To a place where you are able to get them the resources and interventions they need to succeed.

Why does my son have Autism?  Because he does.

And I'm ok with that, because I am ok with who he is. 

Wednesday, February 20, 2013

The Perfect Mom

My heart is breaking for you. 

Yes you, the woman reading this who is convinced she screwed up in some way that will forever and irrevocably change the course of her child's life.  The mom who lost it today, who said the one thing she swore she would never say to her child, the mom who threatened, the mom who screamed so loud the dog barked.  To you, the mom whose child threw a tantrum in the store, the mom whose kid stole a pack of gum, the mom who got a note from the school that their child hit someone, to the mom who who got a call from the police.  To you, the mom who walked away from a crying child, the mom who didn't intervene fast enough, the mom who was just handed a pregnancy test, to you, the mom who was just handed a drug test.  To you, the mom who hid in the bathroom for 5 minutes peace, to the mom who just drank soda while pregnant, to you the mom whose child broke an arm on the trampoline, to the mom who didn't change a diaper fast enough.  To you, the mom sitting outside while her child throws a tantrum, and to you the mom who just gave in because you are just too tired, to you, the mom who didn't bring baked goods to the teachers.  To you, the mom who has done everything right, yet life still happened.  My heart breaks for you.

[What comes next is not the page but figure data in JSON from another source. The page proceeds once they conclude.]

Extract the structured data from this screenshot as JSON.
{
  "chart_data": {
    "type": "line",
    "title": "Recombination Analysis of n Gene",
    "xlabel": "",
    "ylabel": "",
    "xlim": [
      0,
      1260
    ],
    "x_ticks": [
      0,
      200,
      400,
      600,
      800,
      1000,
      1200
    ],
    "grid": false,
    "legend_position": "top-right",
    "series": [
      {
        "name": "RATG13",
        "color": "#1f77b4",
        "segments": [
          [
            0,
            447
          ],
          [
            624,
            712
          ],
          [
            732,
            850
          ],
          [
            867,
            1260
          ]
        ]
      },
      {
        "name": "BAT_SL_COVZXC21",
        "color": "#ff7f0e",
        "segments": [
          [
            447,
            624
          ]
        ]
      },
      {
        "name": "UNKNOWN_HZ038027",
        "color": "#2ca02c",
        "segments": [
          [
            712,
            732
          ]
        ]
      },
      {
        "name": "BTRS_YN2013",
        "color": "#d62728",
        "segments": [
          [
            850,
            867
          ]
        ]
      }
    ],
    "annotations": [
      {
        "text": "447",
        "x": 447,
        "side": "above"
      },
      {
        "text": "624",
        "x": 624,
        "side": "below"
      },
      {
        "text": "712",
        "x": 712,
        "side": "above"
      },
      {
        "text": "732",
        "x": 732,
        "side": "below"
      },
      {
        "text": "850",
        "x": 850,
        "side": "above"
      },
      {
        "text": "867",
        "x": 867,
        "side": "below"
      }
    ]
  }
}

I want to say something that I want you to let take a minute to let sink in. 

You are not alone. 
There is no perfect mom.
You are not alone.

Say it.

I am not alone.
I am not alone.
I am not alone.

Now do me a favor.  Cut yourself some slack, and in the process cut your fellow moms some slack.  I've noticed something so interesting in the "mom culture".  We beat up on our own so much more than any other outside group possibly could.  We sit and judge.  We compare ourselves to everyone around us.  We set ourselves up for defeat.  We are so eager to outdo one another, to prove to anyone that will take notice that we are doing something right (and that they are doing something wrong).  We keep our fears, our battles, our struggles silent for fear that others will consider us not good enough.  The guilt blanket we place on ourselves and each other is so heavy that we are drowning.

I want to let you in on a not so secret secret.  And let it resonate with you.

I am not a perfect parent.
I am far from perfect.
I am a good enough parent.
My kids will make mistakes.
I want my kids to make mistakes.
I will love them through their mistakes.
It will be ok, because I allowed them to see my mistakes.
I apologize to my kids, because I am not perfect.
My kids are not perfect.
I don't want to be perfect.
I don't want my kids to be perfect.
I want to be human.
I want my kids to be human.
I am not a perfect parent.
I am far from perfect.
I am a good enough parent.
And that is ok.

There is something else I want to share with you too.

Things will happen that you can't control.  There will be a lot of things you can't predict, that you can't plan for, that you can't stop from happening.  Some of these things will be bad, and some others may see as bad but you will see as an amazing blessing.  Those things are all part of the journey your child is on.  And while there are moms out there who really do make choices that hurt and harm, the reality is that most of us aren't those moms.  Not even you.     

Grace.  Allow it to be extended to you today.

Take a deep breath.  Go find a quiet spot. And eat a cookie.

And when you are ready, go back into the chaos and smile, knowing you aren't alone.